2012 Humanity+ Conference Day 1 – Part 1 – David Orban

I attended the 2012 Humanity+ conference this year and had an amazing experience.  I got to meet and chat with a bunch of cool people: successful founders, bright young people, professional writers, and groundbreaking researchers.  It was a very small conference with probably less than 150 attendees.  The quality of presentations was excellent overall.  I am still struggling to absorb all the information that was put forth.  I tried to strike a good balance between socializing and listening to speakers.  I could still kick myself for missing Jaan Tallinn’s talk at the Singularity Summit 2012, so I didn’t want to miss another great talk like that.

The theme of this conference was “Writing the Future” so there was a focus on writers and communication. One major theme was how to convince the public to seriously consider the risks and opportunities of emerging technologies.  This is extremely appropriate for myself who is trying to learn to write about the future.  I don’t feel bad that I probably am not doing it well, since the general consensus was that the media does a terrible job of covering science in general, let alone futurist topics like AI or life extension.  There is a lot of sensationalism and little evaluation of the confidence we should have in new discoveries or proposed technologies.

The first speaker of the conference was David Orban, but I am no morning person, so I missed the beginning of his talk.  He apparently did a similar talk called “Network Society: The Coming Societal Phase Change” at TedX Bologna recently so you might check that out (turn on the Closed Captioning for English subtitles).  The gist of it seems to be that the coming network society will move away from centralized control toward more distributed control.  He offers examples of distributed solar energy and distributed food generation.  He also suggests that BitCoin might represent a move away from centralized banking.  3d printing could do the same in the manufacturing space, allowing us to produce objects locally as we need them as suggested in the Diamond Age and other science fiction novels.

None of these ideas were new to me.   What did attract my interest was Orban’s assertion that our society is comprised of goal seeking structures that constrain the actions of our leaders.  These structures prevent the adoption of solar energy or the dismantling of central banks for example.  I am not sure how seriously Orban meant to apply this anthropomorphism of our cultural institutions.  I might prefer to say something like change is contingent on topology or state vector.  That is, I would prefer to say something like that if I had a proper understanding of dynamical systems theory.

Orban also offers this sage advice to aspiring futurists: to determine if some event will come about, find the opposing forces.  He asked what the opposing forces to Tesla’s free charging stations might be.  One non-obvious consequence of free transportation energy is the tax impact.  Fuel is heavily taxed in Europe, even more than the US.  Governments themselves might oppose free fuel for cars.

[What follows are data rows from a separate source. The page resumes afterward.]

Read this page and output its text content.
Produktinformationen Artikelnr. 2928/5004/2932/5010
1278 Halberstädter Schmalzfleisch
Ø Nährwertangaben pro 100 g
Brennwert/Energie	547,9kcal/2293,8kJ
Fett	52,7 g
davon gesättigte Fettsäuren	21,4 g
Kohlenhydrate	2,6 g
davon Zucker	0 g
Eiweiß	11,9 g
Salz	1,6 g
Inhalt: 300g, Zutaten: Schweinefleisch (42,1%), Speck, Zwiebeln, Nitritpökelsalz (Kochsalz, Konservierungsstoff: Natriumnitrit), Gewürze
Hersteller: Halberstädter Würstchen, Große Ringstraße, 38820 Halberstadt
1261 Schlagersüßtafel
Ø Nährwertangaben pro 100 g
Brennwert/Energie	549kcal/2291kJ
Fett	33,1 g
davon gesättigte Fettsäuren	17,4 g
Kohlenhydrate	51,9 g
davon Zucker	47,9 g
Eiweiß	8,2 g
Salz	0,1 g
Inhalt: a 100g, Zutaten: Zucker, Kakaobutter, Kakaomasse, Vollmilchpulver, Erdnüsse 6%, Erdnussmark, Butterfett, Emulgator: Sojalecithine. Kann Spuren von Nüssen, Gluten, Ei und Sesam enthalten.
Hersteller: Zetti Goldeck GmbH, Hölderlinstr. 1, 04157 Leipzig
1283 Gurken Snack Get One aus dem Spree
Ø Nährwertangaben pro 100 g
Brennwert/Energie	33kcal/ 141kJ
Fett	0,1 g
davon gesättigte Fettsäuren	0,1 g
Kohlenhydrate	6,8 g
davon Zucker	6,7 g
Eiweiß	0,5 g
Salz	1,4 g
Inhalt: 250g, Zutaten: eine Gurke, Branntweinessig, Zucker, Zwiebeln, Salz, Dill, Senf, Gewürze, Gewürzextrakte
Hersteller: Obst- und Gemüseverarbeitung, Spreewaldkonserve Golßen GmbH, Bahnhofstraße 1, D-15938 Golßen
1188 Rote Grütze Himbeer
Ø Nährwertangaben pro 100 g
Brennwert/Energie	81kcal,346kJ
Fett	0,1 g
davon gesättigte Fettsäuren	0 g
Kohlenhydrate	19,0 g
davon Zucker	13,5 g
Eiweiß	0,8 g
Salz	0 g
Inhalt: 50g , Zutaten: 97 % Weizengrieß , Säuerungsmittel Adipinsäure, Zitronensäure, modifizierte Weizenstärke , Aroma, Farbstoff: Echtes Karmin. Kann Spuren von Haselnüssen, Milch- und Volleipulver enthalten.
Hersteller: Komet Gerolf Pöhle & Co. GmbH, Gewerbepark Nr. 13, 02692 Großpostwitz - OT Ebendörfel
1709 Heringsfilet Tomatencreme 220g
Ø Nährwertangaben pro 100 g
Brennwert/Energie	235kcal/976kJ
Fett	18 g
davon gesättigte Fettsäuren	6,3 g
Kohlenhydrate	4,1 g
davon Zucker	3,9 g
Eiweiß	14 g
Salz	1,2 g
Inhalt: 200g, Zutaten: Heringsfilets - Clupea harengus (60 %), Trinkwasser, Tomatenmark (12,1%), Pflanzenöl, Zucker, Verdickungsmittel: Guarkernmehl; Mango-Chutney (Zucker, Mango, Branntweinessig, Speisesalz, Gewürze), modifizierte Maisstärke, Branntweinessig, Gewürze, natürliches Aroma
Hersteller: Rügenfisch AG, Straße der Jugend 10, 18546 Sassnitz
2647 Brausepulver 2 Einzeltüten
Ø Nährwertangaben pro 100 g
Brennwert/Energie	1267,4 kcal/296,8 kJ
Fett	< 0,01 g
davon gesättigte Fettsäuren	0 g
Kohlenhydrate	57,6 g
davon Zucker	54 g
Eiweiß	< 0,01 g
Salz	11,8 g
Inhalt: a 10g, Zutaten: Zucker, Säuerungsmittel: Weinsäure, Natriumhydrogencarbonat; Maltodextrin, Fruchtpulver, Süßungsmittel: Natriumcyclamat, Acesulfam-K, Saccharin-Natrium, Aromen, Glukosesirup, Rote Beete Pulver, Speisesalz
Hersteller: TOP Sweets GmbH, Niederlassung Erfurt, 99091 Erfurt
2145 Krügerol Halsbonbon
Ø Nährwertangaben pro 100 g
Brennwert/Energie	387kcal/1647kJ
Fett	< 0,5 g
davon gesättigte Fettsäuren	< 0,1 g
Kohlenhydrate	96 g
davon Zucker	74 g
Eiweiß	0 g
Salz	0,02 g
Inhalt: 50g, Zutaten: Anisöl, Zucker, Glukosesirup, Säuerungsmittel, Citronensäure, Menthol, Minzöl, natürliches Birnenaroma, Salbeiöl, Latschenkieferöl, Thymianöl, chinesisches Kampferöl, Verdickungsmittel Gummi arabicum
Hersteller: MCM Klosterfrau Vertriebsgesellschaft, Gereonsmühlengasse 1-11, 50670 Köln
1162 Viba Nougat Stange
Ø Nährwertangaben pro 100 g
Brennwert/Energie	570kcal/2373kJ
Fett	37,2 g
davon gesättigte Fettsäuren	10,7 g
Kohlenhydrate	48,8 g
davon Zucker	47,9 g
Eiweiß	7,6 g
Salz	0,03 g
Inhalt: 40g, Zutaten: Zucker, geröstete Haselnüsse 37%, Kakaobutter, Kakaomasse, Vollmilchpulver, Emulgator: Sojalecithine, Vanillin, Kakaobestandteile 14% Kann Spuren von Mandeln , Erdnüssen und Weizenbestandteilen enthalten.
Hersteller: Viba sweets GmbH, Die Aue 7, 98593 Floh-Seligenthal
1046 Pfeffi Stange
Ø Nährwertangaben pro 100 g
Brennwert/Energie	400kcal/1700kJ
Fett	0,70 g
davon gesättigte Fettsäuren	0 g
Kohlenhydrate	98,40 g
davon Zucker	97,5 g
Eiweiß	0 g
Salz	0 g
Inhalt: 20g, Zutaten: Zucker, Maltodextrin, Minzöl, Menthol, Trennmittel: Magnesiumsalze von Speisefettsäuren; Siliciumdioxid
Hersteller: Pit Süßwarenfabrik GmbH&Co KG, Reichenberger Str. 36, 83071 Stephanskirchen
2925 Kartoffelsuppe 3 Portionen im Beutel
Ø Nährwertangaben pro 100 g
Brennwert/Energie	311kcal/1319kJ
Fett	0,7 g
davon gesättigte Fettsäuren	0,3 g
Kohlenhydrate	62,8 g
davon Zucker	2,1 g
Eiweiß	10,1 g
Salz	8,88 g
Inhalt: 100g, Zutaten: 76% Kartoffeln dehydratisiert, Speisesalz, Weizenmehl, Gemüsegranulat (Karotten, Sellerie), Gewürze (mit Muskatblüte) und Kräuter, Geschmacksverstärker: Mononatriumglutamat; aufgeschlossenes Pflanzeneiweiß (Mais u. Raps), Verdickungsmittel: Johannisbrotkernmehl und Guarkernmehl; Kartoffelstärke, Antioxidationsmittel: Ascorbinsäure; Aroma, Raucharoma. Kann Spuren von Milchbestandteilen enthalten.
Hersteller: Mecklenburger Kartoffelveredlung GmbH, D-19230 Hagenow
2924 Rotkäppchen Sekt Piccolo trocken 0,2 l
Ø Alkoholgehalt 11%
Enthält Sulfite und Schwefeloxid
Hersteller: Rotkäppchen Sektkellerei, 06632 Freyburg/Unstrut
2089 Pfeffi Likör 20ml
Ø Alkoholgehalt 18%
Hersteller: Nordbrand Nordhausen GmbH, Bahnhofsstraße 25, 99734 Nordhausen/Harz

He also pointed out that hackers will rule this new networked society.  I tend to agree with him there.  As more and more objects and systems get connected to the internet and controlled by computers, the real owner of an asset will be whoever can hack it.  And unfortunately, the current state of computer security is woefully unprepared to stop this.  Hacking hasn’t destroyed the value of credit cards or online banking yet, but what will happen when your prosthetics can get hacked?